Judge Leo Zappa ruled that the omission of the reports was done without malice and did not harm either side.
Perhaps the most serious charge in Clutter’s letter involves Carpenter and Graham’s interview of Dylan Davis, a witness who was 14 years old at the time of the crime. The defense subpoenaed Davis, now 25, because he had told police in 1994 that he had seen Smith abducted by three neighborhood residents he knew as Sleepy, Bushwick and Antonio. Clutter’s letter describes Davis as “a reluctant witness who was concerned about his safety”; Davis is also known to have some developmental delays.
On the second day of the trial, Davis was brought to the office of Chad Turner, the then-assistant state’s attorney assigned to prosecute Grimm (Turner has since resigned). Clutter’s letter erroneously stated that police arrested Davis; Turner says he sent his own investigator to bring Davis in for an interview, but that he would have issued a warrant if Davis had not agreed to come in.
While Davis was in Turner’s office, the detectives came in and told the witness that they had informed Sleepy, Bushwick and Antonio about his planned testimony, and that the three men could even be present in the courtroom while he was on the witness stand.
Clutter and Turner also have slightly different interpretations of that conversation. Clutter describes it as a tactic “designed to intimidate the witness from testifying for the defense.”
Turner, while confirming the general content of conversation, says the detectives were simply trying to persuade Davis to stop changing his story. The detectives had previously interviewed Davis, and he had told them his 1994 statement was false, Turner says. When they learned Davis had told Clutter his original version, and that he planned to repeat that story on the stand, they wanted to warn Davis about perjury.

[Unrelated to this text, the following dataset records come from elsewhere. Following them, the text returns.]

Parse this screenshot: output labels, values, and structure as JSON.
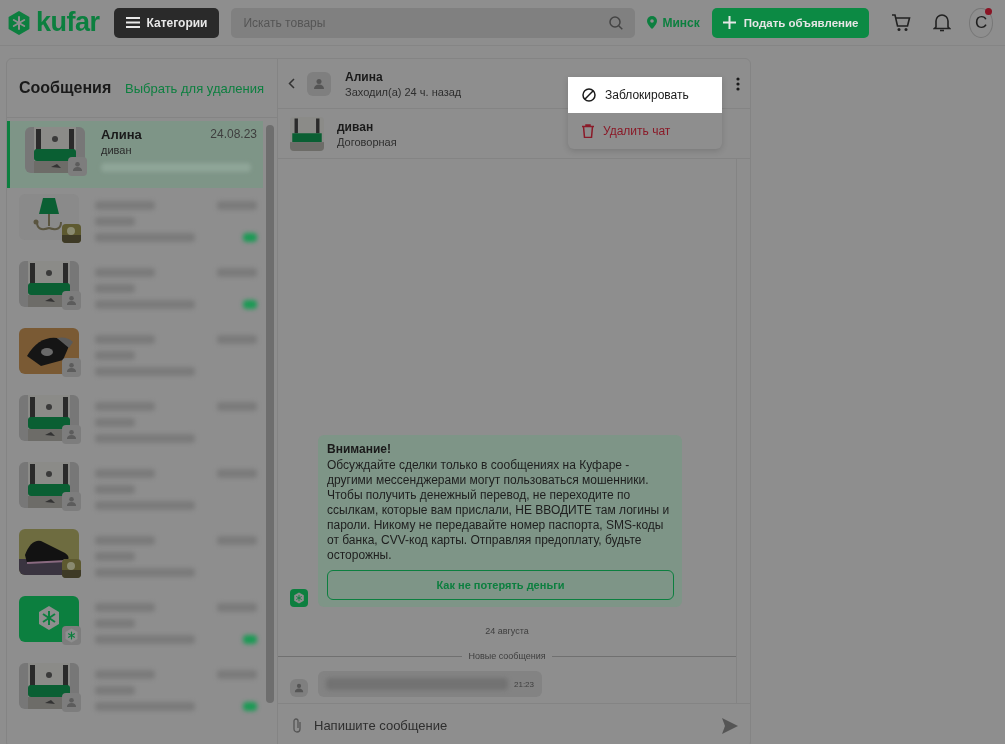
{
  "header": {
    "logo": "kufar",
    "categories_button": "Категории",
    "search": {
      "placeholder": "Искать товары"
    },
    "location": "Минск",
    "post_button": "Подать объявление",
    "avatar": {
      "letter": "С",
      "notification": true
    }
  },
  "sidebar": {
    "title": "Сообщения",
    "select_link": "Выбрать для удаления",
    "chats": [
      {
        "name": "Алина",
        "item": "диван",
        "date": "24.08.23",
        "selected": true,
        "kind": "sofa",
        "badge": {
          "kind": "user"
        }
      },
      {
        "selected": false,
        "kind": "lamp",
        "unread": true
      },
      {
        "selected": false,
        "kind": "sofa",
        "badge": {
          "kind": "user"
        },
        "unread": true
      },
      {
        "selected": false,
        "kind": "iron",
        "badge": {
          "kind": "user"
        },
        "unread": false
      },
      {
        "selected": false,
        "kind": "sofa",
        "badge": {
          "kind": "user"
        },
        "unread": false
      },
      {
        "selected": false,
        "kind": "sofa",
        "badge": {
          "kind": "user"
        },
        "unread": false
      },
      {
        "selected": false,
        "kind": "shoes",
        "unread": false
      },
      {
        "selected": false,
        "kind": "logo",
        "badge": {
          "kind": "logo"
        },
        "unread": true
      },
      {
        "selected": false,
        "kind": "sofa",
        "badge": {
          "kind": "user"
        },
        "unread": true
      }
    ]
  },
  "chat": {
    "contact": {
      "name": "Алина",
      "status": "Заходил(а) 24 ч. назад"
    },
    "listing": {
      "title": "диван",
      "price": "Договорная"
    },
    "menu": {
      "items": [
        {
          "kind": "block",
          "label": "Заблокировать",
          "highlighted": true
        },
        {
          "kind": "delete",
          "label": "Удалить чат",
          "highlighted": false
        }
      ]
    },
    "notice": {
      "title": "Внимание!",
      "body": "Обсуждайте сделки только в сообщениях на Куфаре - другими мессенджерами могут пользоваться мошенники. Чтобы получить денежный перевод, не переходите по ссылкам, которые вам прислали, НЕ ВВОДИТЕ там логины и пароли. Никому не передавайте номер паспорта, SMS-коды от банка, CVV-код карты. Отправляя предоплату, будьте осторожны.",
      "button": "Как не потерять деньги"
    },
    "date_divider": "24 августа",
    "new_divider": "Новые сообщения",
    "messages": [
      {
        "time": "21:23"
      }
    ],
    "input": {
      "placeholder": "Напишите сообщение"
    }
  }
}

“There was a confrontation between him and some of the officers related to things that were not true,” Turner says. “It was basically Carpenter saying, ‘Dylan, that’s not what you told us before . . . This is the third time you’ve changed your story.' "
Turner says Davis became upset and began using profanity, but that Carpenter conducted himself in a professional manner throughout the interview.
“I don’t believe he ever crossed the line,” Turner says. “Anybody who is trying to claim that Carpenter crossed the line in terms of pressuring a witness is simply wrong. We had a young man who was about to perjure himself and who in fact did perjure himself, and we let him know he was assisting in letting a murderer walk free.”
He says Clutter was not present, and must be basing his letter on Davis’s account, calling it a case of “someone who has very, very little credibility,” meaning Clutter, relying on the word of “someone who has zero credibility,” meaning Davis.
Clutter, who initially declined to comment, says he finds something interesting about Turner’s version. “If those detectives had previously interviewed Dylan,” he says, “why didn’t we get a report of that interview?”